The studio was on a tight schedule in early Christmas 2001 to get the film done. Most people slept in their offices trying to get The Star of Christmas finished. Towards the end/before it wrapped, Mike Nawrocki was said he would be on his Sunday drive around the time of New Year's Eve. They were at a café, the same café they used for the premiere of "Larryboy and the Rumor Weed". There was Lisa Vischer singing "O Come, O Come Emmanuel" during the "Star of Christmas" premiere.

== Cast of characters ==
- Phil Vischer as Cavis Appythart (Bob the Tomato), Seymour Schwenk (Pa Grape), Geoffrey (Jimmy Gourd), Ebenezer Nezzer, Arthur Hollingshead (Archibald Asparagus), Prince Calvin Fredrick (Mr. Lunt), Percy Pea, Phillipe Pea, Frairie Peas and Cast Members
- Mike Nawrocki as Millward Phelps (Larry the Cucumber), Winston (Jean-Claude Pea), Constable Howarde (Jerry Gourd), Frairie Peas, Stranger Pea and Cast Members
- Jacquelyn Ritz as Effie Pickering (Madame Blueberry) and Laura Carrot
- Lisa Vischer as Edmund Gilbert (Junior Asparagus)
- Dan Anderson as Reverend Gilbert (Dad Asparagus)
- Jim Poole as Moyer McGonnigal (Scooter Carrot)
- Tim Hodge as Charlie Pincher
- Shelby Vischer as Abigail (Annie)
- Matthew Hodge as Wiseman Pea
- Josh Vulcano as Angel Pea
- Mike Sage as the Tradesman (Scallion #3)

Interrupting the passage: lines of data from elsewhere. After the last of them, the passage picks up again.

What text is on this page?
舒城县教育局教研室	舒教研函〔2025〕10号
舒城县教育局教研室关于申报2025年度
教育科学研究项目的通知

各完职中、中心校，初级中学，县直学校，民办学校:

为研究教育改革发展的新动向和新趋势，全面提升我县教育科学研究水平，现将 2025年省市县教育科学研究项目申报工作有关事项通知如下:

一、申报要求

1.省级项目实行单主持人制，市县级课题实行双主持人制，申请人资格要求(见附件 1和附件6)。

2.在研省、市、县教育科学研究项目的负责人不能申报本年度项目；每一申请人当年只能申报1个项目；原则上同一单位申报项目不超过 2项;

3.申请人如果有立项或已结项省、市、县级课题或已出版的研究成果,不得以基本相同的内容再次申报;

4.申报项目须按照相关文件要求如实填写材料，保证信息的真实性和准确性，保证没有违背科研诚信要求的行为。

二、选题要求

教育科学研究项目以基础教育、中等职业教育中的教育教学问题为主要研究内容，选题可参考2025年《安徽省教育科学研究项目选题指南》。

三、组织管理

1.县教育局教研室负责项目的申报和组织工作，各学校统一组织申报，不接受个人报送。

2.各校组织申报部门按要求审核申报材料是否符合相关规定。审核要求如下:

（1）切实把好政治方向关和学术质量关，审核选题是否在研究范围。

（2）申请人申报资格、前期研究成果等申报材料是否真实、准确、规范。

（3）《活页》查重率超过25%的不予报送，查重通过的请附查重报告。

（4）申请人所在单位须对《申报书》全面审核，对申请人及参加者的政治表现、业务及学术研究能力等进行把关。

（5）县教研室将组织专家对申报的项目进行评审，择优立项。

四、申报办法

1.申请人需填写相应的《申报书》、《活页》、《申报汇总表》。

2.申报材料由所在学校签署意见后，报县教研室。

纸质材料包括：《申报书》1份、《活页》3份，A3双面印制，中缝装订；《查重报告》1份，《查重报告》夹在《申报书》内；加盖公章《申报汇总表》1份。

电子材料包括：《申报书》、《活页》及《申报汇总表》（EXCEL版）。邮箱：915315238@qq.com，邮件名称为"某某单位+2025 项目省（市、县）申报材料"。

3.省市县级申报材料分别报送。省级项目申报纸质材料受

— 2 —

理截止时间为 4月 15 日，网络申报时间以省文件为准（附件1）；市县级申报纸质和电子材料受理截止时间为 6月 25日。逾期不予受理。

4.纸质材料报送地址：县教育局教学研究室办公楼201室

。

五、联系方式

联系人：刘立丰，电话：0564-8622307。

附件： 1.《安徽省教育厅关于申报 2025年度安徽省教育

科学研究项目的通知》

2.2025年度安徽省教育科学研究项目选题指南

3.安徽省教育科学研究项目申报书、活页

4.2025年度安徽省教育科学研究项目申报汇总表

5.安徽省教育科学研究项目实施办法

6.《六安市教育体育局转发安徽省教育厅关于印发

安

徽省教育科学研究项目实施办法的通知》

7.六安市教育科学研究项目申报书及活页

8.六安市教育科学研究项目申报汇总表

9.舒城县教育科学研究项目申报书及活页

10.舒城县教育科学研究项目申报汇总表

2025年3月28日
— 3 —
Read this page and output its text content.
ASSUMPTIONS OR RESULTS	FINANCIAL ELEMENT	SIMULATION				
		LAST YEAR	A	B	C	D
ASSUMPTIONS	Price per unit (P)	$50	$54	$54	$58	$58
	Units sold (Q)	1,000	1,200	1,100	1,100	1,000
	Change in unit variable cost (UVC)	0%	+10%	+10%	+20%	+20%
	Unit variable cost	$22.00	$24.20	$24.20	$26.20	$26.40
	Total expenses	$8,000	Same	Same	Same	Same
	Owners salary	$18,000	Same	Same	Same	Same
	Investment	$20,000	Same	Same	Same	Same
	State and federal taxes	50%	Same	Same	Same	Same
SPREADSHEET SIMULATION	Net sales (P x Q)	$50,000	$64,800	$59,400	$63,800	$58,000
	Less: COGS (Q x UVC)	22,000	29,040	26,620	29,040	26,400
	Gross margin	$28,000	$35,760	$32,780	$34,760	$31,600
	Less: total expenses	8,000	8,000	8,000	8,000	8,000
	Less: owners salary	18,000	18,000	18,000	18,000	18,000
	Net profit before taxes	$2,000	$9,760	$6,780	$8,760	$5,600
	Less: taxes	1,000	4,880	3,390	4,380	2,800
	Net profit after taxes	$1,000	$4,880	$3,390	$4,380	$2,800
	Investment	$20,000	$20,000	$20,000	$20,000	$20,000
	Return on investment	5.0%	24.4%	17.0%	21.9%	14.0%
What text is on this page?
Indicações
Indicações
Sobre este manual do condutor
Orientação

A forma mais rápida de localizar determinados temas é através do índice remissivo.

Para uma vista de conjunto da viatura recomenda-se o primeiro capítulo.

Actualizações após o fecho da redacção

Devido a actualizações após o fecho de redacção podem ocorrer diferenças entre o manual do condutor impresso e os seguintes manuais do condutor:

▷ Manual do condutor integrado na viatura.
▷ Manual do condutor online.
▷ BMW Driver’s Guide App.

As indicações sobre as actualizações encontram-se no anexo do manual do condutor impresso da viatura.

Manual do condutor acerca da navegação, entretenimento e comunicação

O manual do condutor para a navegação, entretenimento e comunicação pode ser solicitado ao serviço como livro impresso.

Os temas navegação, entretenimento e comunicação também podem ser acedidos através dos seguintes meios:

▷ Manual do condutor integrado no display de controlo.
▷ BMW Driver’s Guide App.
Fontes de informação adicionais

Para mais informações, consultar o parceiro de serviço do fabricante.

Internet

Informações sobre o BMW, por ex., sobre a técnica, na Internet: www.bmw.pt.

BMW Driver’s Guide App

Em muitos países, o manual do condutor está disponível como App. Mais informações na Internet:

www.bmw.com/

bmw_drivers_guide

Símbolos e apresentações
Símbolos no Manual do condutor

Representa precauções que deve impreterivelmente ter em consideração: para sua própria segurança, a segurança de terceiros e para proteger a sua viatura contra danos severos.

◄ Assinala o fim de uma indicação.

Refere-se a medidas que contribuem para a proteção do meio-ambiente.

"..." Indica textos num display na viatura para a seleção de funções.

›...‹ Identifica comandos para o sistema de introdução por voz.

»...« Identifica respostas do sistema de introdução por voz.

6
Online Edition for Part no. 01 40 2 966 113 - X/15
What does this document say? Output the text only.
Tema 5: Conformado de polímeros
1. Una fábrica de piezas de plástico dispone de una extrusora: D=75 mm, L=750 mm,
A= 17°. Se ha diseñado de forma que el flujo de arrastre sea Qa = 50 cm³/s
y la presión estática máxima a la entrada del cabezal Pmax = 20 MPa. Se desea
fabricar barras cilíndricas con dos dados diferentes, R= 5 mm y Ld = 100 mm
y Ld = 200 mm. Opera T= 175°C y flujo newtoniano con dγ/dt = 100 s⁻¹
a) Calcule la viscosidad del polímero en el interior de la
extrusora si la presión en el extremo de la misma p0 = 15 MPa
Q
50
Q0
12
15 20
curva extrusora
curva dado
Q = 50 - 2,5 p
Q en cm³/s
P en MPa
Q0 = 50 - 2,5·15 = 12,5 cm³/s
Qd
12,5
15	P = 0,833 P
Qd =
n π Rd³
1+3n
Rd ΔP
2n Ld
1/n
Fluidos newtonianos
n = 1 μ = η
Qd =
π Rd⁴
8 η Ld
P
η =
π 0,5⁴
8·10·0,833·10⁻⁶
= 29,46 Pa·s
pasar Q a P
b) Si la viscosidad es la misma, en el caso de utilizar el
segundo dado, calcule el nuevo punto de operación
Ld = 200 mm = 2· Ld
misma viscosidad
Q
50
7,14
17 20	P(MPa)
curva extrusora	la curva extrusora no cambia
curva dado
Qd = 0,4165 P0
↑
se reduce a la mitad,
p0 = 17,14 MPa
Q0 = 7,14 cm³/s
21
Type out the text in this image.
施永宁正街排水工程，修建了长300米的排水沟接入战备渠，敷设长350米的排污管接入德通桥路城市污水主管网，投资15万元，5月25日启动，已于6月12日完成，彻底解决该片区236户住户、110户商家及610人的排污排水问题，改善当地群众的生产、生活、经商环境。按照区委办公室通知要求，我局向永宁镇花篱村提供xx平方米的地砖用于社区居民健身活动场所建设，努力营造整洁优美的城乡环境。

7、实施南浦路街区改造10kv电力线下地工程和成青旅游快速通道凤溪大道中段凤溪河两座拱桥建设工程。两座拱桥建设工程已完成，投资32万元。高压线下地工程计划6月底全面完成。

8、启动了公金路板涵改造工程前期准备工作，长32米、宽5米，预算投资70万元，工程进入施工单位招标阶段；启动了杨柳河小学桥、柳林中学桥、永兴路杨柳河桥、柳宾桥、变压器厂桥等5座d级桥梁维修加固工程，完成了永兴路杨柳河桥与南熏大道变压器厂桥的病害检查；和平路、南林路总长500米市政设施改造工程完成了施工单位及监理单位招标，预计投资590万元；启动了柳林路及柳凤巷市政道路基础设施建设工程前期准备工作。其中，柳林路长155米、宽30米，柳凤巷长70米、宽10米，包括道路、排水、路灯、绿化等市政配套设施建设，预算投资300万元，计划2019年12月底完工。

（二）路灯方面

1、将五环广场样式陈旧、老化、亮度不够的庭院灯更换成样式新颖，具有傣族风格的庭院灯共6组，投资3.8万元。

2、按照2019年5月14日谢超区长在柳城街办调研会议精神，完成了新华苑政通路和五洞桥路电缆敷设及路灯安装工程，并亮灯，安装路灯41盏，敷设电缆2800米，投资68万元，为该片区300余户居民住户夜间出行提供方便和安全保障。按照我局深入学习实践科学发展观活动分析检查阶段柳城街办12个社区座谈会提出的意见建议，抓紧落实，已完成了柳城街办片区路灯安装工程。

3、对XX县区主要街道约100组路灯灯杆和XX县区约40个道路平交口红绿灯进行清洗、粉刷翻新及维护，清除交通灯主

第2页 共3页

Walla Group: Ian Anderson, Adam Frick, Tim Hodge, Laura Richy, Aimee Dupriest, Peggy Heinrichsen, Julea Love and Jesse Tewson

== Songs ==
Due to the format of the show, this episode does not contain the usual "What We Have Learned" or "VeggieTales Theme". It does contain five original (short) compositions and one Christmas traditional:

- "First Big Break", sung by Cavis Appythart
- "We Are the Frarie Peas", sung by the Frarie Peas
- "Plumber, You Dropped Your Possum", sung by Millward Phelps
- "Flushing in Vain", sung by Miss Constance Effie Pickering and the Plumber
- "Plugged Up Love", sung by Miss Constance Effie Pickering, the Plumber, and the Frarie Peas
- "O Come, O Come, Emmanuel", sung by Lisa Vischer over the closing credits

==Broadcast==
This episode of VeggieTales was distributed by American Public Television and aired on select PBS stations in 2002, with repeat broadcasts as late as 2006.